1

TL;DR: What's the fastest/most memory efficient way to convert all factor columns in a data.table to character columns?

To preface this, I have a suspicion that this question may be answered elsewhere I'm struggling to find anything definitive, so if anyone can point me in the right direction I'd appreciate that equally as much as an exhaustive answer.

I frequently need to convert all data.table factor columns to character columns. Having seen Matt Dowle suggest using set for this very task like in the comment on this answer, I had assumed that that was the fastest/most efficient manner.

However, when I did some testing, I was surprised by the results. Methodology is as follows:

Test Data Generation

library(data.table)
set.seed(1234)

## Create a vector of 1 million 4 character strings
## with 456,976 possible unique values 
DiverseSize <- 1e6
Diverse <- paste0(sample(LETTERS,DiverseSize,replace = TRUE),
                  sample(letters,DiverseSize,replace = TRUE),
                  sample(letters,DiverseSize,replace = TRUE),
                  sample(letters,DiverseSize,replace = TRUE))

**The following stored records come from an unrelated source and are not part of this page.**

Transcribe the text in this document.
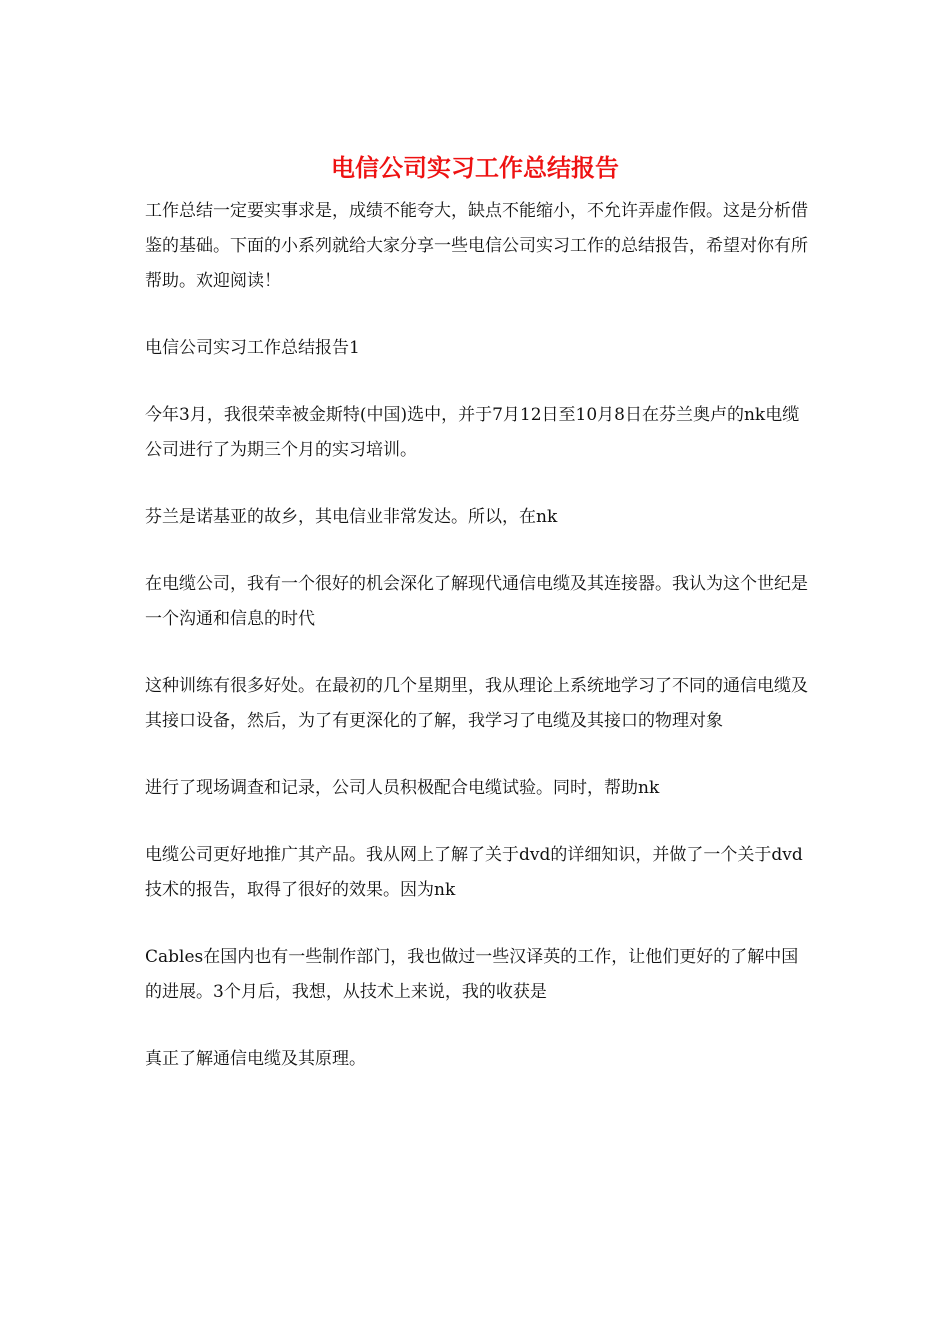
电信公司实习工作总结报告

工作总结一定要实事求是，成绩不能夸大，缺点不能缩小，不允许弄虚作假。这是分析借鉴的基础。下面的小系列就给大家分享一些电信公司实习工作的总结报告，希望对你有所帮助。欢迎阅读！

电信公司实习工作总结报告1

今年3月，我很荣幸被金斯特(中国)选中，并于7月12日至10月8日在芬兰奥卢的nk电缆公司进行了为期三个月的实习培训。

芬兰是诺基亚的故乡，其电信业非常发达。所以，在nk

在电缆公司，我有一个很好的机会深化了解现代通信电缆及其连接器。我认为这个世纪是一个沟通和信息的时代

这种训练有很多好处。在最初的几个星期里，我从理论上系统地学习了不同的通信电缆及其接口设备，然后，为了有更深化的了解，我学习了电缆及其接口的物理对象

进行了现场调查和记录，公司人员积极配合电缆试验。同时，帮助nk

电缆公司更好地推广其产品。我从网上了解了关于dvd的详细知识，并做了一个关于dvd技术的报告，取得了很好的效果。因为nk

Cables在国内也有一些制作部门，我也做过一些汉译英的工作，让他们更好的了解中国的进展。3个月后，我想，从技术上来说，我的收获是

真正了解通信电缆及其原理。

## Create a vector of 10 million single character strings
## with 26 possible unique values
CommonSize  <- 1e7
Common <-  sample(LETTERS,CommonSize,replace = TRUE)

## Mix them into a data.table columns, "x0" through "x9"
DT_Original<- data.table(x0 = as.factor(sample(c(Diverse,Common),size = CommonSize + DiverseSize, replace = FALSE)),
                         x1 = as.factor(sample(c(Diverse,Common),size = CommonSize + DiverseSize, replace = FALSE)),
                         x2 = as.factor(sample(c(Diverse,Common),size = CommonSize + DiverseSize, replace = FALSE)),
                         x3 = as.factor(sample(c(Diverse,Common),size = CommonSize + DiverseSize, replace = FALSE)),
                         x4 = as.factor(sample(c(Diverse,Common),size = CommonSize + DiverseSize, replace = FALSE)),
                         x5 = as.factor(sample(c(Diverse,Common),size = CommonSize + DiverseSize, replace = FALSE)),
                         x6 = as.factor(sample(c(Diverse,Common),size = CommonSize + DiverseSize, replace = FALSE)),
                         x7 = as.factor(sample(c(Diverse,Common),size = CommonSize + DiverseSize, replace = FALSE)),
                         x8 = as.factor(sample(c(Diverse,Common),size = CommonSize + DiverseSize, replace = FALSE)),
                         x9 = as.factor(sample(c(Diverse,Common),size = CommonSize + DiverseSize, replace = FALSE)))

DT1 <- copy(DT_Original)
DT2 <- copy(DT_Original)
DT3 <- copy(DT_Original)

Functions

unfactorize <- function(df){
  for(i in which(sapply(df, class) == "factor")) df[[i]] = as.character(df[[i]])
  return(df)
}

set_unfactorize <- function(df){
  for(col in names(df)[which(sapply(df, class) == "factor")]) set(df, j = col, value = as.character(df[[col]]))
}

Execution

I then profiled the following three statements using RStudio's built in profiling tools.

## Original
DT1 <- unfactorize(DT1)
## data.table::set version
set_unfactorize(DT2)
## Outside of function
for(col in names(DT3)[which(sapply(DT3, class) == "factor")]) set(DT3, j = col, value = as.character(DT3[[col]]))

Profiling Results

I was very surprised by the outcome-- the base R version seems to perform the fastest and use the least memory even though I would expect it to require a copy. Is this right, or am I missing something here?

Profiling Comparison

Matt Summersgill
  • 4,054
  • 18
  • 47
  • 4
    data.table columns should never be factors unless you explicitly set them yourself, so the fastest way would be to just remove the code that converts them to a factor – Scott Ritchie Aug 15 '18 at 17:55
  • 2
    In many cases, what Scott said means using stringsAsFactors = FALSE when reading data in. – Frank Aug 15 '18 at 17:56
  • Using R Services on SQL Server to apply R functions on tables in database, the data.frame object passed from the SQL to R runtime environment treats character columns as factors by default. I'm looking for a global option to change that behavior, but I'm also interested in this from a purely academic standpoint since what I found conflicted with my expectations. – Matt Summersgill Aug 15 '18 at 18:01
  • Related: [*`Convert *some* column classes in data.table`*](https://stackoverflow.com/q/32940580/2204410) – Jaap Aug 15 '18 at 18:03

0 Answers0